Location
- Maddington, Perth, Western Australia Australia 32°02′54″S 116°00′31″E﻿ / ﻿32.048445°S 116.008485°E

Information
- Former name: Maddington Senior High School
- Type: Public co-educational middle day school
- Motto: One student at a time
- Established: 1978; 48 years ago
- Educational authority: WA Department of Education
- Principal: Stephen Jones
- Years: 7–12
- Enrolment: 324 (2025)
- Campus type: Suburban
- Website: www.yulebrookcollege.wa.edu.au

= Yule Brook College =

School in Perth, Western Australia

Yule Brook College is a public co-educational middle day school, located on Dellar Road in Maddington, a suburb of Perth, Western Australia.

== Overview ==
The college was initially established in 1978 as Maddington Senior High School, and renamed as Yule Brook College in 2000. It caters for students from Year 7 to Year 12.
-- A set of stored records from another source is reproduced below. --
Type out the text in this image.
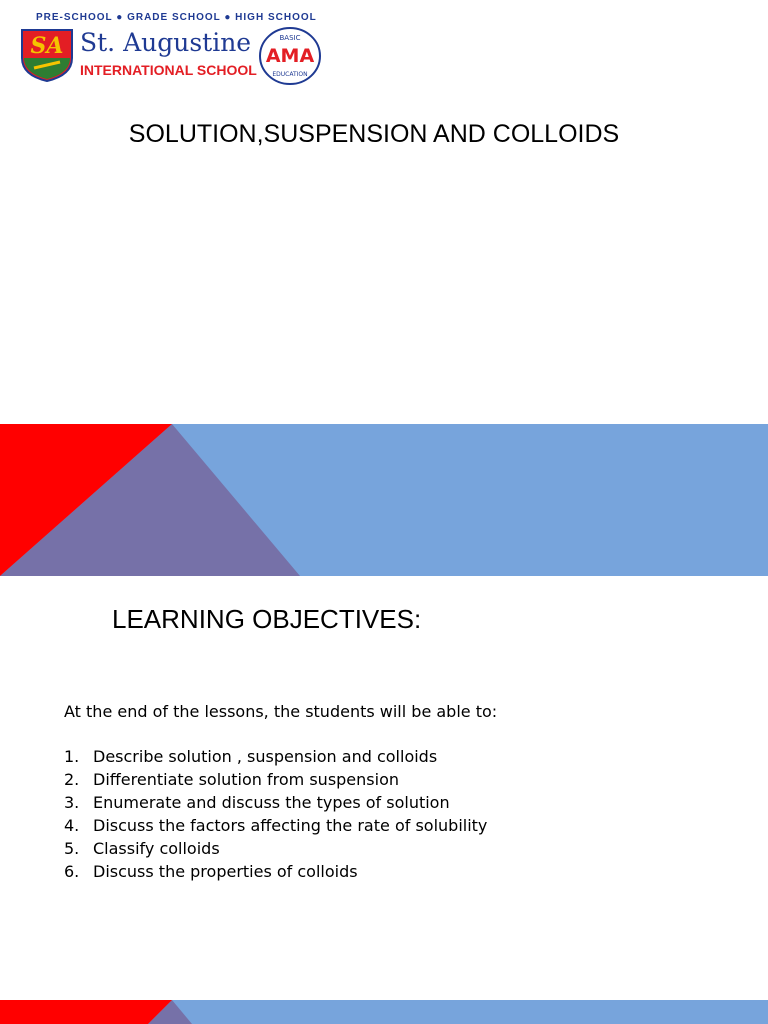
PRE-SCHOOL ● GRADE SCHOOL ● HIGH SCHOOL
SA St. Augustine
INTERNATIONAL SCHOOL
BASIC
AMA
EDUCATION
SOLUTION,SUSPENSION AND COLLOIDS
LEARNING OBJECTIVES:
At the end of the lessons, the students will be able to:
1. Describe solution , suspension and colloids
2. Differentiate solution from suspension
3. Enumerate and discuss the types of solution
4. Discuss the factors affecting the rate of solubility
5. Classify colloids
6. Discuss the properties of colloids
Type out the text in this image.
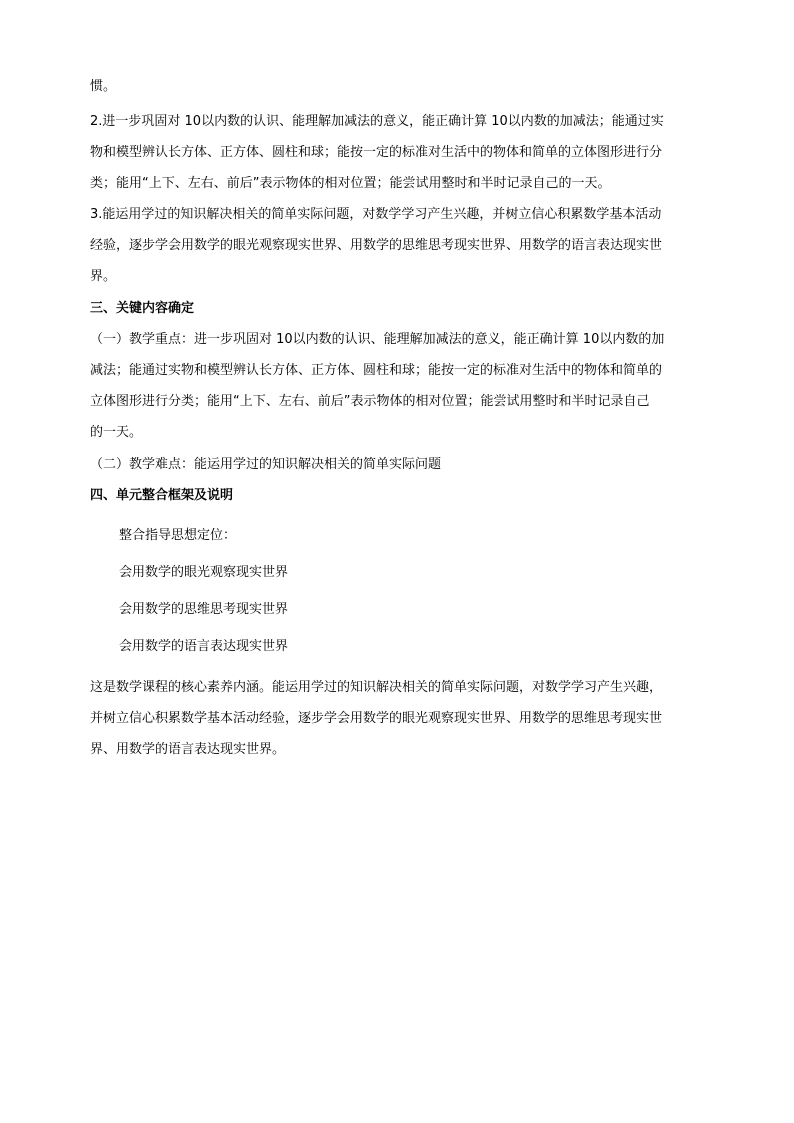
惯。
2.进一步巩固对 10以内数的认识、能理解加减法的意义，能正确计算 10以内数的加减法；能通过实
物和模型辨认长方体、正方体、圆柱和球；能按一定的标准对生活中的物体和简单的立体图形进行分
类；能用“上下、左右、前后”表示物体的相对位置；能尝试用整时和半时记录自己的一天。
3.能运用学过的知识解决相关的简单实际问题，对数学学习产生兴趣，并树立信心积累数学基本活动
经验，逐步学会用数学的眼光观察现实世界、用数学的思维思考现实世界、用数学的语言表达现实世
界。
三、关键内容确定
（一）教学重点：进一步巩固对 10以内数的认识、能理解加减法的意义，能正确计算 10以内数的加
减法；能通过实物和模型辨认长方体、正方体、圆柱和球；能按一定的标准对生活中的物体和简单的
立体图形进行分类；能用“上下、左右、前后”表示物体的相对位置；能尝试用整时和半时记录自己
的一天。
（二）教学难点：能运用学过的知识解决相关的简单实际问题
四、单元整合框架及说明
整合指导思想定位：
会用数学的眼光观察现实世界
会用数学的思维思考现实世界
会用数学的语言表达现实世界
这是数学课程的核心素养内涵。能运用学过的知识解决相关的简单实际问题，对数学学习产生兴趣，
并树立信心积累数学基本活动经验，逐步学会用数学的眼光观察现实世界、用数学的思维思考现实世
界、用数学的语言表达现实世界。
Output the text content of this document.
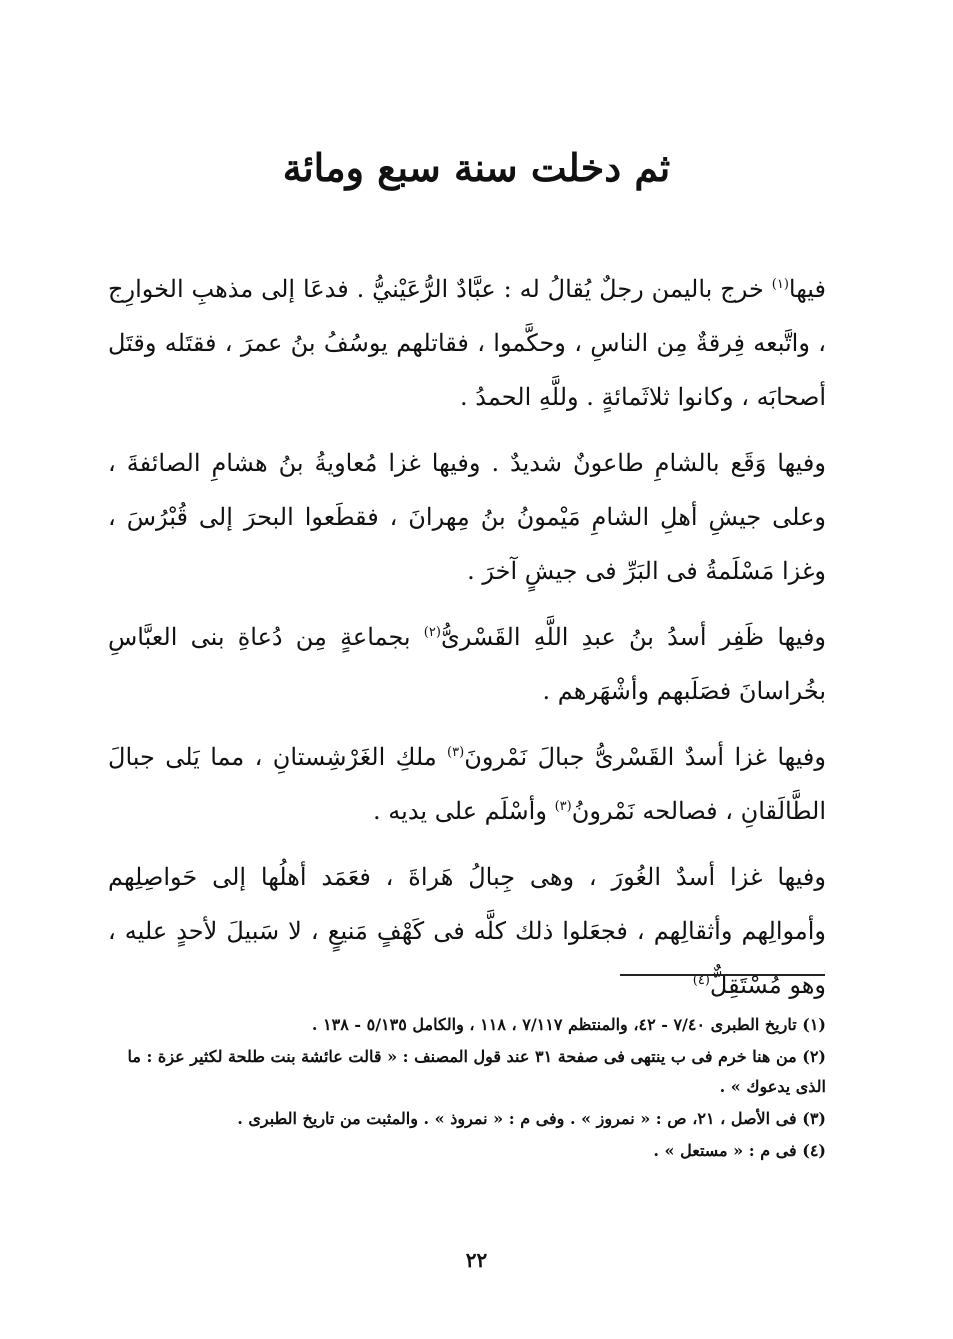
ثم دخلت سنة سبع ومائة

فيها$^{(١)}$ خرج باليمن رجلٌ يُقالُ له : عبَّادٌ الرُّعَيْنيُّ . فدعَا إلى مذهبِ الخوارِج ، واتَّبعه فِرقةٌ مِن الناسِ ، وحكَّموا ، فقاتلهم يوسُفُ بنُ عمرَ ، فقتَله وقتَل أصحابَه ، وكانوا ثلاثَمائةٍ . وللَّهِ الحمدُ .

وفيها وَقَع بالشامِ طاعونٌ شديدٌ . وفيها غزا مُعاويةُ بنُ هشامِ الصائفةَ ، وعلى جيشِ أهلِ الشامِ مَيْمونُ بنُ مِهرانَ ، فقطَعوا البحرَ إلى قُبْرُسَ ، وغزا مَسْلَمةُ فى البَرِّ فى جيشٍ آخرَ .

وفيها ظَفِر أسدُ بنُ عبدِ اللَّهِ القَسْرىُّ$^{(٢)}$ بجماعةٍ مِن دُعاةِ بنى العبَّاسِ بخُراسانَ فصَلَبهم وأشْهَرهم .

وفيها غزا أسدٌ القَسْرىُّ جبالَ نَمْرونَ$^{(٣)}$ ملكِ الغَرْشِستانِ ، مما يَلى جبالَ الطَّالَقانِ ، فصالحه نَمْرونُ$^{(٣)}$ وأسْلَم على يديه .

وفيها غزا أسدٌ الغُورَ ، وهى جِبالُ هَراةَ ، فعَمَد أهلُها إلى حَواصِلِهم وأموالِهم وأثقالِهم ، فجعَلوا ذلك كلَّه فى كَهْفٍ مَنيعٍ ، لا سَبيلَ لأحدٍ عليه ، وهو مُسْتَقِلٌّ$^{(٤)}$

(١) تاريخ الطبرى ٧/٤٠ - ٤٢، والمنتظم ٧/١١٧ ، ١١٨ ، والكامل ٥/١٣٥ - ١٣٨ .

(٢) من هنا خرم فى ب ينتهى فى صفحة ٣١ عند قول المصنف : « قالت عائشة بنت طلحة لكثير عزة : ما الذى يدعوك » .

(٣) فى الأصل ، ٢١، ص : « نمروز » . وفى م : « نمروذ » . والمثبت من تاريخ الطبرى .

(٤) فى م : « مستعل » .

٢٢
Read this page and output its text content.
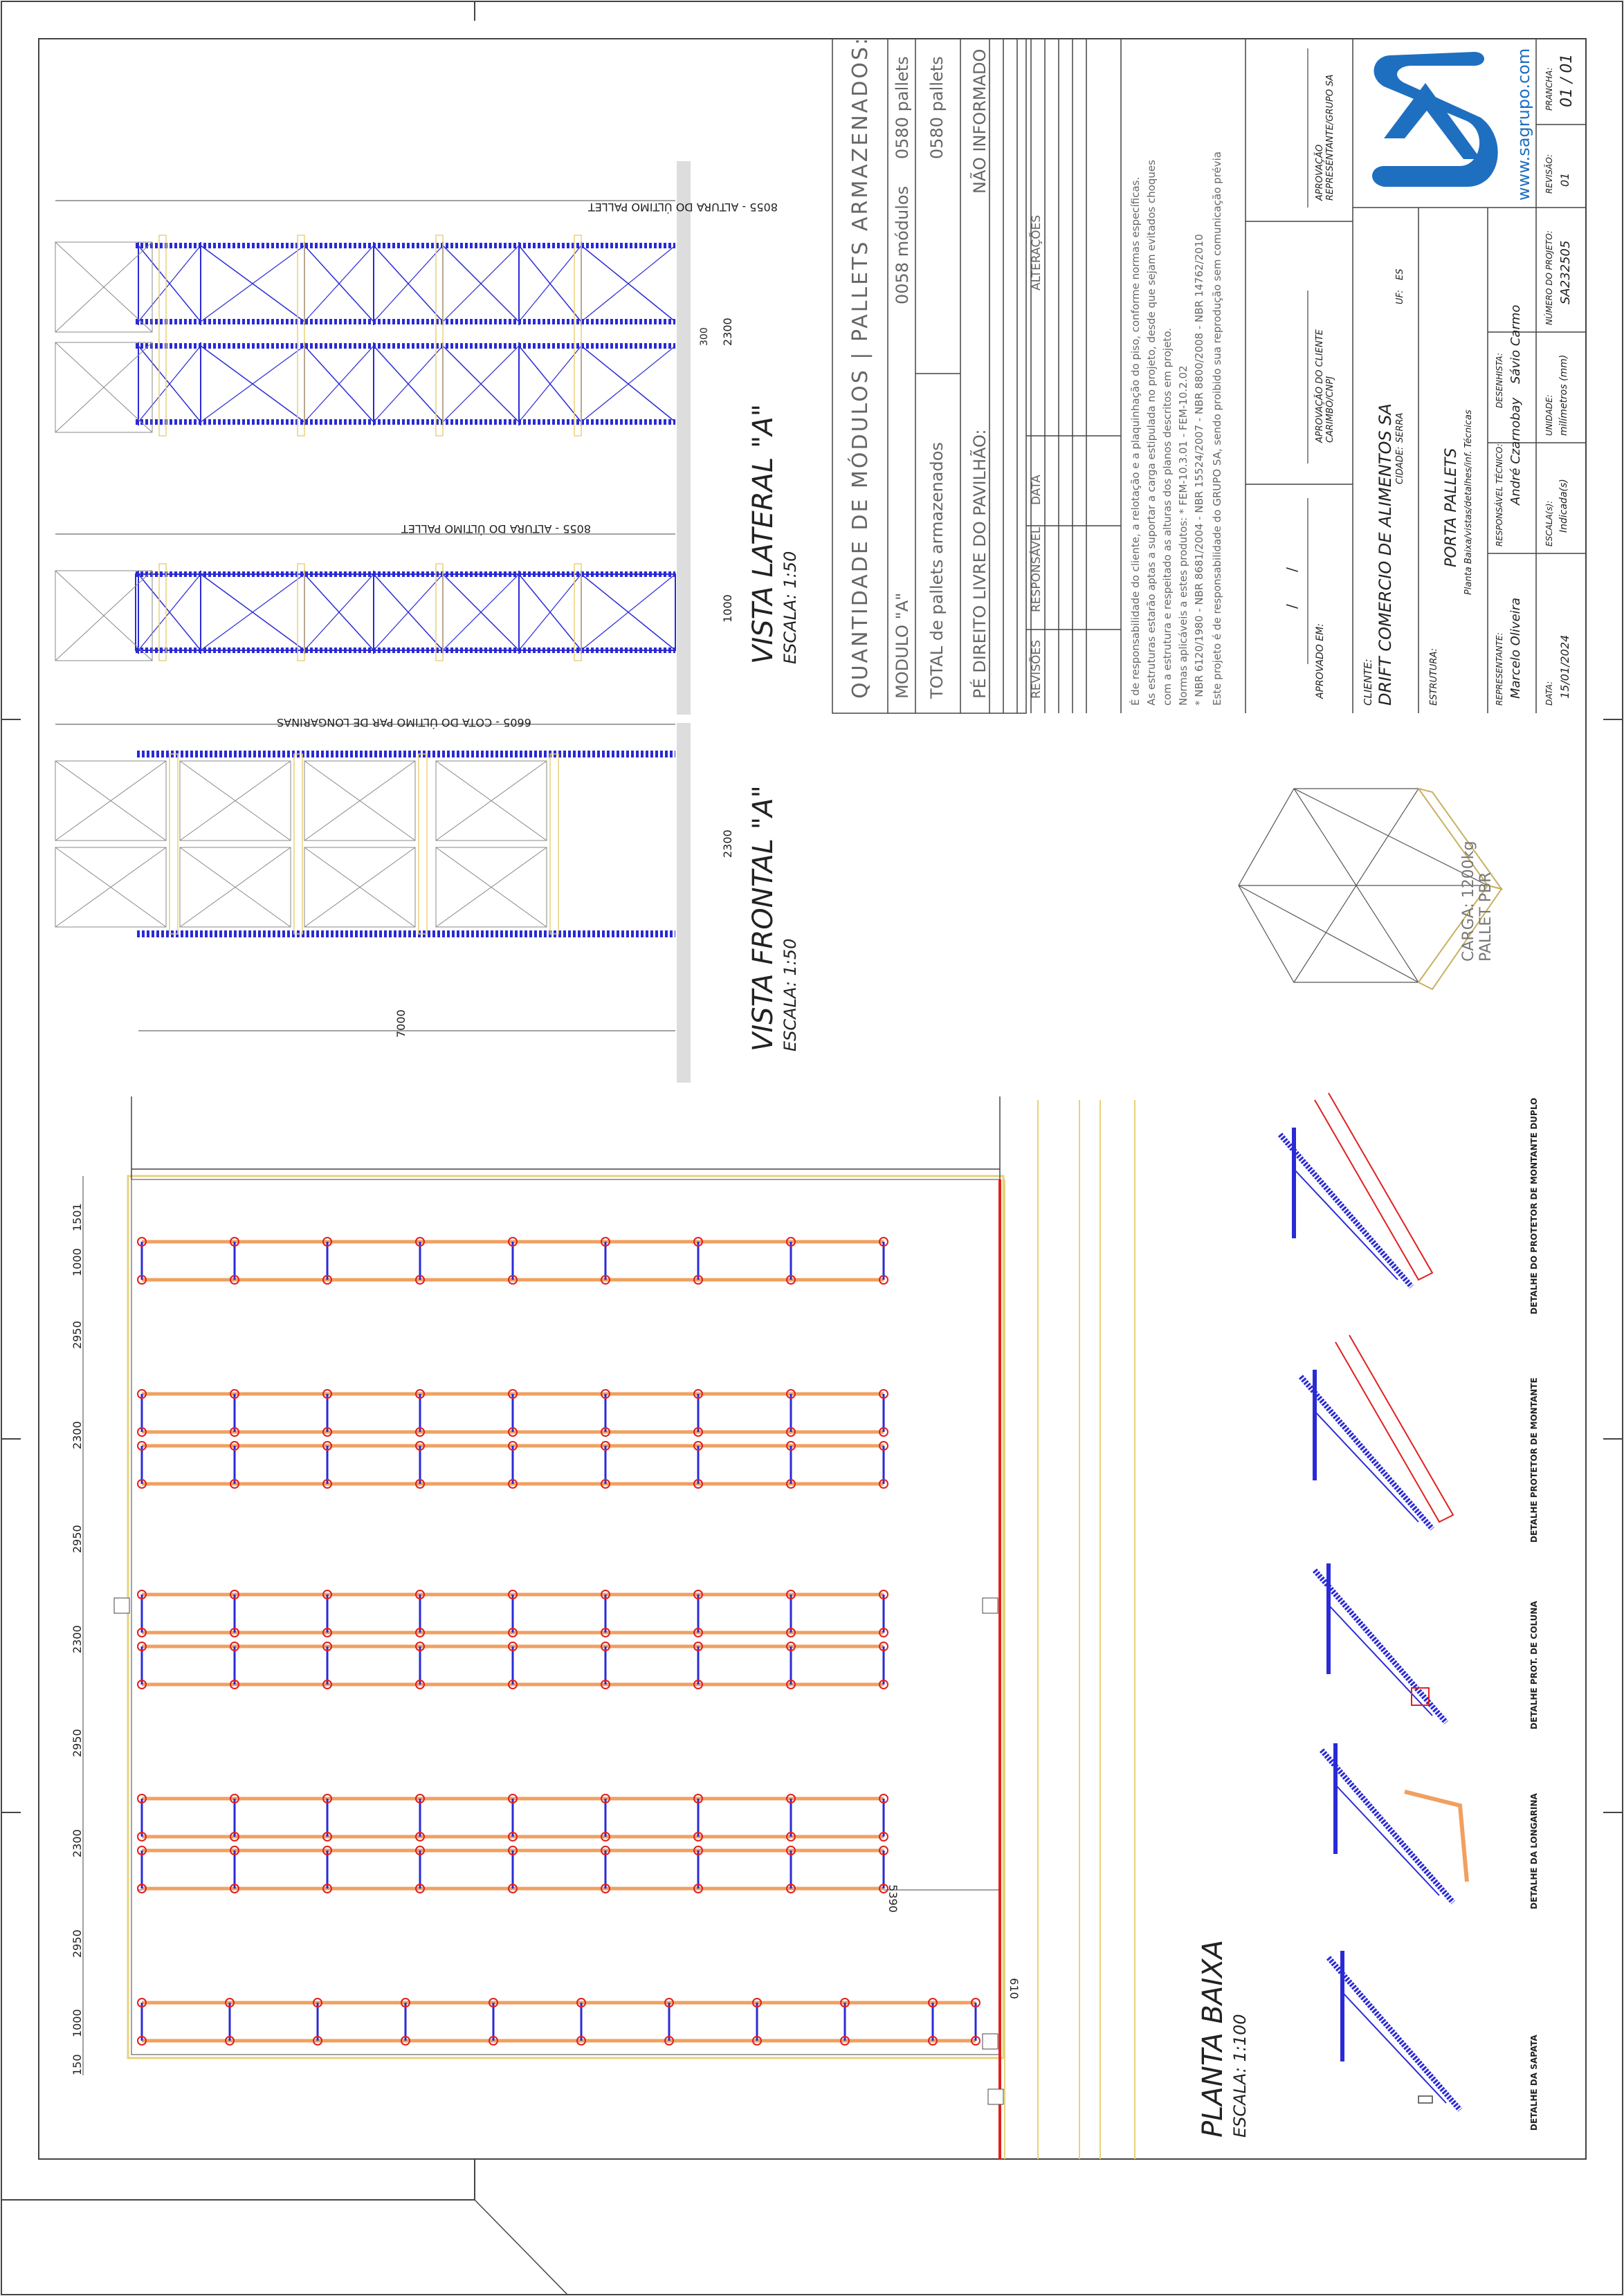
QUANTIDADE DE MÓDULOS | PALLETS ARMAZENADOS: MODULO "A"
0058 módulos
0580 pallets
TOTAL de pallets armazenados
0580 pallets
PÉ DIREITO LIVRE DO PAVILHÃO:
NÃO INFORMADO
REVISÕES
RESPONSÁVEL
DATA
ALTERAÇÕES	É de responsabilidade do cliente, a relotação e a plaquinhação do piso, conforme normas específicas. As estruturas estarão aptas a suportar a carga estipulada no projeto, desde que sejam evitados choques com a estrutura e respeitado as alturas dos planos descritos em projeto. Normas aplicáveis a estes produtos: * FEM-10.3.01 - FEM-10.2.02 * NBR 6120/1980 - NBR 8681/2004 - NBR 15524/2007 - NBR 8800/2008 - NBR 14762/2010 Este projeto é de responsabilidade do GRUPO SA, sendo proibido sua reprodução sem comunicação prévia	APROVADO EM:
/ /
APROVAÇÃO DO CLIENTE CARIMBO/CNPJ
APROVAÇÃO REPRESENTANTE/GRUPO SA
CLIENTE: DRIFT COMERCIO DE ALIMENTOS SA CIDADE:
SERRA
UF:
ES
ESTRUTURA:
PORTA PALLETS Planta Baixa/vistas/detalhes/inf. Técnicas
REPRESENTANTE: Marcelo Oliveira
RESPONSÁVEL TÉCNICO: André Czarnobay
DESENHISTA: Sávio Carmo
DATA: 15/01/2024
ESCALA(s): Indicada(s)
UNIDADE: milímetros (mm)
NÚMERO DO PROJETO: SA232505
REVISÃO: 01
PRANCHA: 01 / 01
www.sagrupo.com
8055 - ALTURA DO ÚLTIMO PALLET
8055 - ALTURA DO ÚLTIMO PALLET
6605 - COTA DO ÚLTIMO PAR DE LONGARINAS
VISTA LATERAL "A" ESCALA: 1:50
VISTA FRONTAL "A" ESCALA: 1:50
7000
2300
1000
300
2300	CARGA: 1200kg PALLET PBR
PLANTA BAIXA ESCALA: 1:100
5390
610
1501
1000
2950
2300
2950
2300
2950
2300
2950
1000
150
DETALHE DO PROTETOR DE MONTANTE DUPLO
DETALHE PROTETOR DE MONTANTE
DETALHE PROT. DE COLUNA
DETALHE DA LONGARINA
DETALHE DA SAPATA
The school's creation was a result of government restructuring education facilities in the south east metropolitan corridor. Two new middle schools, Yule Brook and Cannington Community College, were opened in 2000 and 2001 respectively. A new senior campus, Sevenoaks Senior College for Year 11 and 12 was also opened in the old Cannington Senior High School site. As for 2023 Yule brook college has become a senior high school as adding year 11 and 12.

Enrolments at the school have been reasonably stable with around 250 students when Year 7 started intake at the school in 2015. Yule Brook College uses the Big Picture Education design, which focuses on "one student at a time".